Listening is a fastrack to learning. Time spent with arthritis sufferers in Moree thermal pools informed me of the benefits of medicinal marijuana after hearing how an elderly couple inadvertently spent too long in a pungent smoke filled café at Nimbin. Indeed, the largest number of reviewers at fibromyalgia-reviews.com cast an overwhelmingly endorsing vote for the weed. The side-effects preclude living a normal life, however reality has always been overrated and opt-out for many. Winfried Häuser led an investigation into evidence-based interdisciplinary guidelines across Germany, Israel and Canada but cautiously advised undertaking research by clinical trial of cannabinoids before addressing licensing. Mineral springs or balneotherapy were recommended though, an idea which was extended by researchers at the University of Pisa who compared the short-lived relief of a thermal treatment with the enduring benefit of a mudbath, in the journal of Clinical and Experimental Rheumatology.

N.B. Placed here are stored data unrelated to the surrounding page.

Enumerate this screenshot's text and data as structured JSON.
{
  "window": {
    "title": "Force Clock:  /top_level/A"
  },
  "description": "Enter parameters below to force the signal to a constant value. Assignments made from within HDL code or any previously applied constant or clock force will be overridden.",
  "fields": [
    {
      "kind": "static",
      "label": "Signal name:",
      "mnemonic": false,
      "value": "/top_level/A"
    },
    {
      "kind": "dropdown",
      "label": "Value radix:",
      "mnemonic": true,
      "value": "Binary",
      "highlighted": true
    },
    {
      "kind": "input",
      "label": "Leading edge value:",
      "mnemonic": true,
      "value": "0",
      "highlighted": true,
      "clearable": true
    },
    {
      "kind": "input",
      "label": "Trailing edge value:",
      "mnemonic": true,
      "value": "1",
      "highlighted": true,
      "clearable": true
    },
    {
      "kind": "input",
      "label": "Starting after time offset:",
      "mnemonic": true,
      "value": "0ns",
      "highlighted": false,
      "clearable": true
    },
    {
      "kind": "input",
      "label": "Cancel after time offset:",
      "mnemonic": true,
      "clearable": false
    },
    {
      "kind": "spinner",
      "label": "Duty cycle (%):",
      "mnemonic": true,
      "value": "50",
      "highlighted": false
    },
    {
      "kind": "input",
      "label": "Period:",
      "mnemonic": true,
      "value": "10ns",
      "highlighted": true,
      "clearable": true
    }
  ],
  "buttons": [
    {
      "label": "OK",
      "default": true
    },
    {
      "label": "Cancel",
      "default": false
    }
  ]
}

IMG_1745Bazzichi and Lucacchini et al didn’t rely on subjective opinion of symptoms, rather going so far as to apply salivary protein analysis to differentiate an improved therapy. Justification enough for a trip to the murky sulphurous pools of Ngawha in New Zealand – their ‘Doctor’ being pictured. Not only have this team listened to their patients’ stories, but they’re cognizant of expert skepticism and the demands of evidence base. To no avail unfortunately, since founder of the Arthritis Research Centre Prof Fred Wolfe in his fmperplex.com blog derides the study as about as useful as a Chianti/Riesling comparison… “Really! Does anyone really think that mud baths are a truly useful therapy for FM? What also caught my eye was all of the ‘sophisticated’ and expensive tests that were done and what it all costs.” A cost benefit analysis requires a crystal ball for evaluating future returns from the pioneering work in proteomic salivary analysis. Thus far it’s proven useful in distinguishing Sjogren’s syndrome from other sicca syndromes such as presented by fibromites.  Relief from this discomfort of dry mouth compounded by the nuisance of a runny nose (non-allergic rhinitis) is one of the attractions of guaifenesin as a treatment, besides its neurological effects. Again lampooned on fmperplex as “Quackery”, but another unfortunate discard of babe with the dirty bathing water. Arif Donmez and team from Istanbul Dept of Medical Ecology concede that their clinical trial of a balneotherapy course, showing a diminishing improvement during 9 months of followup may have been influenced by residual benefit of a break from the daily grind. Pain was objectively measured by inflicting it with a dolorimeter however, which would have erased pleasant memories! Ouch!!